Los microestados (Pacífico occidental, Europa, Antillas Menores).

No obstante, lo que diferencia a las sociedades, antes y ahora, también es cualitativo. Hoy en día, los alemanes, ingleses y franceses, aunque se reconocen globalmente como europeos (los ingleses tal vez un poco menos…), no forman la misma sociedad. La razón principal reside en sus modos de comunicación: son las lenguas las que diferencian más visiblemente los grupos humanos. No resulta sorprendente: formar parte de una sociedad significa intercambiar información, peticiones, negativas, órdenes, propuestas, conocimientos y creencias, etc. Ningún mapa expresa mejor la diversidad de la humanidad que el de las lenguas (véase atlas, pp. 24-25). Más allá de la lengua, todos los hábitos, prácticas, normas y costumbres que unen a un grupo humano constituyen también lo que lo diferencia de sus vecinos.

Hay juegos, puzles, cuyas piezas son los mapas de los estados del mundo, que deben ensamblarse para reconstituir el planisferio político. Cada pieza tiene un color que simboliza su unidad y difiere del de las piezas vecinas. Los bordes son limpios: las piezas de un puzle deben encajar con precisión. Es lo que forma también la trama de las fronteras estatales, oficialmente lineales. Evidentemente, la geopolítica nos recuerda cada día que no es tan sencillo. Pero tampoco es pura ficción jurídica. La metáfora del puzle es, a fin de cuentas, una imagen bastante acertada de la fragmentación de la humanidad, y la emplearemos más adelante.

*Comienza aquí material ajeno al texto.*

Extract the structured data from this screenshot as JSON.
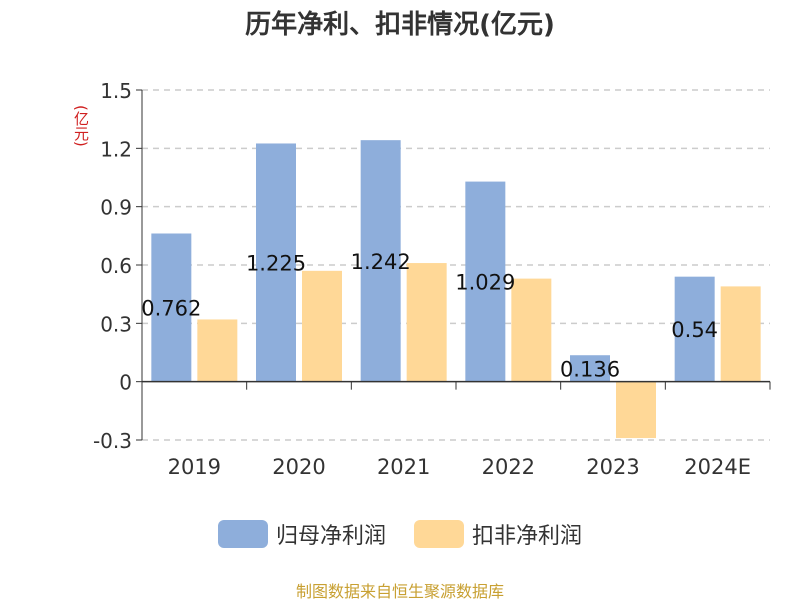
{
  "chart_data": {
    "type": "bar",
    "title": "历年净利、扣非情况(亿元)",
    "ylabel": "(亿元)",
    "categories": [
      "2019",
      "2020",
      "2021",
      "2022",
      "2023",
      "2024E"
    ],
    "series": [
      {
        "name": "归母净利润",
        "color": "#8eaedb",
        "values": [
          0.762,
          1.225,
          1.242,
          1.029,
          0.136,
          0.54
        ],
        "labels": [
          "0.762",
          "1.225",
          "1.242",
          "1.029",
          "0.136",
          "0.54"
        ]
      },
      {
        "name": "扣非净利润",
        "color": "#ffd897",
        "values": [
          0.32,
          0.57,
          0.61,
          0.53,
          -0.29,
          0.49
        ]
      }
    ],
    "ylim": [
      -0.3,
      1.5
    ],
    "yticks": [
      "1.5",
      "1.2",
      "0.9",
      "0.6",
      "0.3",
      "0",
      "-0.3"
    ],
    "ytick_values": [
      1.5,
      1.2,
      0.9,
      0.6,
      0.3,
      0,
      -0.3
    ],
    "grid": true,
    "legend_position": "bottom"
  },
  "source": "制图数据来自恒生聚源数据库"
}
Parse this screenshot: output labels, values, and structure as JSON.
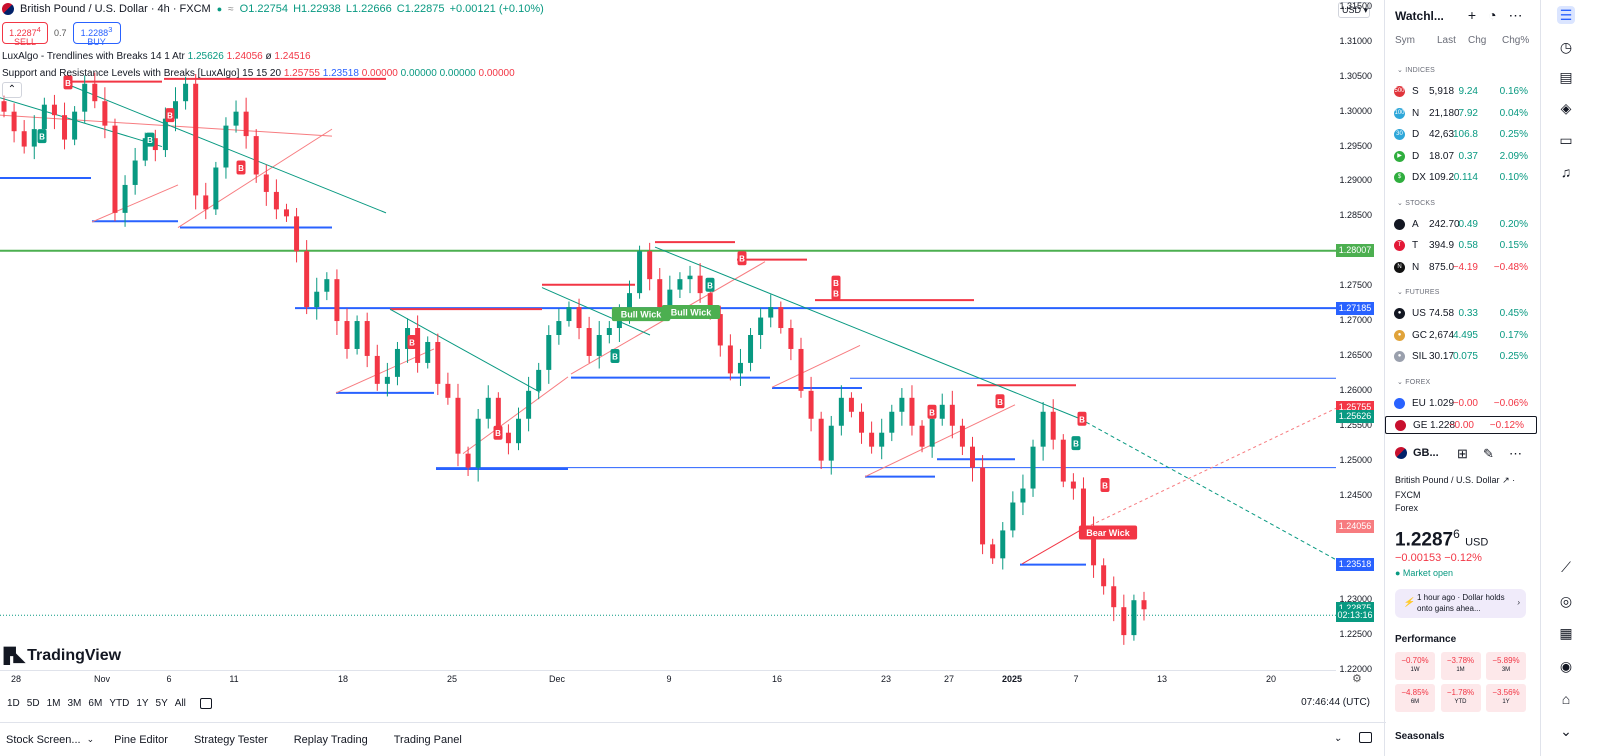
{
  "symbol": {
    "title": "British Pound / U.S. Dollar · 4h · FXCM",
    "ohlc": {
      "o": "O1.22754",
      "h": "H1.22938",
      "l": "L1.22666",
      "c": "C1.22875",
      "chg": "+0.00121 (+0.10%)"
    },
    "sell": {
      "price": "1.2287",
      "sup": "4",
      "label": "SELL"
    },
    "buy": {
      "price": "1.2288",
      "sup": "3",
      "label": "BUY"
    },
    "spread": "0.7"
  },
  "indicators": [
    {
      "name": "LuxAlgo - Trendlines with Breaks 14 1 Atr",
      "v1": "1.25626",
      "v2": "1.24056",
      "v3": "ø",
      "v4": "1.24516"
    },
    {
      "name": "Support and Resistance Levels with Breaks [LuxAlgo] 15 15 20",
      "v1": "1.25755",
      "v2": "1.23518",
      "v3": "0.00000",
      "v4": "0.00000",
      "v5": "0.00000",
      "v6": "0.00000"
    }
  ],
  "brand": "TradingView",
  "currency_btn": "USD",
  "price_axis": [
    "1.31500",
    "1.31000",
    "1.30500",
    "1.30000",
    "1.29500",
    "1.29000",
    "1.28500",
    "1.28000",
    "1.27500",
    "1.27000",
    "1.26500",
    "1.26000",
    "1.25500",
    "1.25000",
    "1.24500",
    "1.24000",
    "1.23500",
    "1.23000",
    "1.22500",
    "1.22000"
  ],
  "price_tags": [
    {
      "label": "1.28007",
      "color": "#4caf50",
      "price": 1.28007
    },
    {
      "label": "1.27185",
      "color": "#2962ff",
      "price": 1.27185
    },
    {
      "label": "1.25755",
      "color": "#f23645",
      "price": 1.25755
    },
    {
      "label": "1.25626",
      "color": "#089981",
      "price": 1.25626
    },
    {
      "label": "1.24056",
      "color": "#f77c80",
      "price": 1.24056
    },
    {
      "label": "1.23518",
      "color": "#2962ff",
      "price": 1.23518
    },
    {
      "label": "1.22875",
      "color": "#089981",
      "price": 1.22875
    },
    {
      "label": "02:13:16",
      "color": "#089981",
      "price": 1.22785
    }
  ],
  "time_axis": [
    {
      "t": "28",
      "x": 16
    },
    {
      "t": "Nov",
      "x": 102
    },
    {
      "t": "6",
      "x": 169
    },
    {
      "t": "11",
      "x": 234
    },
    {
      "t": "18",
      "x": 343
    },
    {
      "t": "25",
      "x": 452
    },
    {
      "t": "Dec",
      "x": 557
    },
    {
      "t": "9",
      "x": 669
    },
    {
      "t": "16",
      "x": 777
    },
    {
      "t": "23",
      "x": 886
    },
    {
      "t": "27",
      "x": 949
    },
    {
      "t": "2025",
      "x": 1012,
      "bold": true
    },
    {
      "t": "7",
      "x": 1076
    },
    {
      "t": "13",
      "x": 1162
    },
    {
      "t": "20",
      "x": 1271
    }
  ],
  "chart_labels": {
    "bull_wick": "Bull Wick",
    "bear_wick": "Bear Wick",
    "break_b": "B"
  },
  "ranges": [
    "1D",
    "5D",
    "1M",
    "3M",
    "6M",
    "YTD",
    "1Y",
    "5Y",
    "All"
  ],
  "clock": "07:46:44 (UTC)",
  "bottom_tabs": [
    "Stock Screen...",
    "Pine Editor",
    "Strategy Tester",
    "Replay Trading",
    "Trading Panel"
  ],
  "watchlist": {
    "title": "Watchl...",
    "cols": {
      "sym": "Sym",
      "last": "Last",
      "chg": "Chg",
      "chgp": "Chg%"
    },
    "sections": [
      {
        "name": "INDICES",
        "rows": [
          {
            "logo": "500",
            "logoColor": "#e0343b",
            "sym": "S",
            "last": "5,918",
            "chg": "9.24",
            "chgp": "0.16%",
            "up": true
          },
          {
            "logo": "100",
            "logoColor": "#2ea7d9",
            "sym": "N",
            "last": "21,180",
            "chg": "7.92",
            "chgp": "0.04%",
            "up": true
          },
          {
            "logo": "30",
            "logoColor": "#2ea7d9",
            "sym": "D",
            "last": "42,63",
            "chg": "106.8",
            "chgp": "0.25%",
            "up": true
          },
          {
            "logo": "▶",
            "logoColor": "#2fae3e",
            "sym": "D",
            "last": "18.07",
            "chg": "0.37",
            "chgp": "2.09%",
            "up": true
          },
          {
            "logo": "$",
            "logoColor": "#2fae3e",
            "sym": "DX",
            "last": "109.2",
            "chg": "0.114",
            "chgp": "0.10%",
            "up": true
          }
        ]
      },
      {
        "name": "STOCKS",
        "rows": [
          {
            "logo": "",
            "logoColor": "#131722",
            "sym": "A",
            "last": "242.70",
            "chg": "0.49",
            "chgp": "0.20%",
            "up": true
          },
          {
            "logo": "T",
            "logoColor": "#e31937",
            "sym": "T",
            "last": "394.9",
            "chg": "0.58",
            "chgp": "0.15%",
            "up": true
          },
          {
            "logo": "N",
            "logoColor": "#111111",
            "sym": "N",
            "last": "875.0",
            "chg": "−4.19",
            "chgp": "−0.48%",
            "up": false
          }
        ]
      },
      {
        "name": "FUTURES",
        "rows": [
          {
            "logo": "●",
            "logoColor": "#131722",
            "sym": "US",
            "last": "74.58",
            "chg": "0.33",
            "chgp": "0.45%",
            "up": true
          },
          {
            "logo": "●",
            "logoColor": "#e0a33a",
            "sym": "GC",
            "last": "2,674",
            "chg": "4.495",
            "chgp": "0.17%",
            "up": true
          },
          {
            "logo": "●",
            "logoColor": "#9aa0ad",
            "sym": "SIL",
            "last": "30.17",
            "chg": "0.075",
            "chgp": "0.25%",
            "up": true
          }
        ]
      },
      {
        "name": "FOREX",
        "rows": [
          {
            "logo": "",
            "logoColor": "#2962ff",
            "sym": "EU",
            "last": "1.029",
            "chg": "−0.00",
            "chgp": "−0.06%",
            "up": false
          },
          {
            "logo": "",
            "logoColor": "#c8102e",
            "sym": "GE",
            "last": "1.228",
            "chg": "−0.00",
            "chgp": "−0.12%",
            "up": false,
            "selected": true
          }
        ]
      }
    ]
  },
  "details": {
    "short": "GB...",
    "name": "British Pound / U.S. Dollar",
    "exchange": "FXCM",
    "category": "Forex",
    "price": "1.2287",
    "price_sup": "6",
    "currency": "USD",
    "change": "−0.00153  −0.12%",
    "market": "● Market open",
    "news": "1 hour ago · Dollar holds onto gains ahea...",
    "perf_title": "Performance",
    "perf": [
      {
        "v": "−0.70%",
        "l": "1W"
      },
      {
        "v": "−3.78%",
        "l": "1M"
      },
      {
        "v": "−5.89%",
        "l": "3M"
      },
      {
        "v": "−4.85%",
        "l": "6M"
      },
      {
        "v": "−1.78%",
        "l": "YTD"
      },
      {
        "v": "−3.56%",
        "l": "1Y"
      }
    ],
    "seasonals": "Seasonals"
  },
  "chart_data": {
    "type": "candlestick",
    "timeframe": "4h",
    "ylim": [
      1.22,
      1.316
    ],
    "closes": [
      1.3,
      1.2972,
      1.295,
      1.2975,
      1.301,
      1.2995,
      1.296,
      1.3,
      1.304,
      1.3015,
      1.298,
      1.2855,
      1.2895,
      1.293,
      1.2962,
      1.2945,
      1.299,
      1.3015,
      1.304,
      1.288,
      1.286,
      1.292,
      1.298,
      1.3,
      1.2965,
      1.291,
      1.2885,
      1.286,
      1.285,
      1.28,
      1.272,
      1.2742,
      1.276,
      1.27,
      1.266,
      1.27,
      1.265,
      1.261,
      1.262,
      1.266,
      1.269,
      1.264,
      1.267,
      1.261,
      1.259,
      1.251,
      1.249,
      1.256,
      1.259,
      1.254,
      1.2525,
      1.256,
      1.26,
      1.263,
      1.268,
      1.27,
      1.272,
      1.269,
      1.265,
      1.268,
      1.269,
      1.271,
      1.274,
      1.28,
      1.276,
      1.272,
      1.2745,
      1.276,
      1.2765,
      1.274,
      1.271,
      1.2665,
      1.2625,
      1.264,
      1.268,
      1.2705,
      1.272,
      1.269,
      1.266,
      1.26,
      1.256,
      1.25,
      1.255,
      1.259,
      1.257,
      1.254,
      1.252,
      1.254,
      1.257,
      1.259,
      1.255,
      1.252,
      1.256,
      1.258,
      1.255,
      1.252,
      1.249,
      1.238,
      1.236,
      1.24,
      1.244,
      1.246,
      1.252,
      1.257,
      1.253,
      1.247,
      1.246,
      1.24,
      1.235,
      1.232,
      1.229,
      1.225,
      1.23,
      1.2287
    ]
  }
}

Pese a los procesos de globalización (jurídicos, culturales, económicos, etc.), la diversidad de las sociedades sigue siendo considerable. Las formas políticas y religiosas, las maneras de vivir varían suficientemente como para que las distintas convivencias, entre ellas las que producen las migraciones contemporáneas, acarreen toda una serie de conflictos, pero también de mestizajes que, a su vez, inventan nuevas formas. Esta diversidad en constante dinamismo era aún mayor en las sociedades antiguas. Hasta el punto de que cualquier intento de descripción histórica tropieza rápidamente con la pobreza de nuestro vocabulario para describir las configuraciones sociales de antaño. La palabra «religión» y todo lo que se sobreentiende para un hablante occidental se adapta muy mal a las dimensiones espirituales de las sociedades chinas y, aún más, americanas antes del contacto colombino, o las oceánicas o australianas, etc. De hecho, al uso histórico de las ciencias sociales que nacieron en Occidente, para describir lo que se autonomiza con bastante facilidad en la Europa de hace tres o cuatro siglos (lo político, lo económico, lo religioso, etc.), le cuesta ser útil cuando se va más allá de los mundos occidentales y se remonta lejos en el tiempo. El panorama mundial de las sociedades que propone un atlas histórico esboza un cuadro de formidable diversidad: cada sociedad es muy particular y se vanagloria de su especificidad.

Una unidad biológica muy fuerte de la especie humana, una diversidad muy grande (y grandes desigualdades) de sociedades. Esta pluralidad singular, que ninguna otra especie viva manifiesta, este caleidoscopio de maneras de formar sociedad, aunque todos seamos biológicamente muy cercanos, no se cuestiona a menudo. Y, sin embargo, deberíamos sorprendernos seriamente. La primera pregunta que hay que hacerse sobre la historia humana es: ¿por qué tal diversidad (social) dentro de una unidad (biológica)?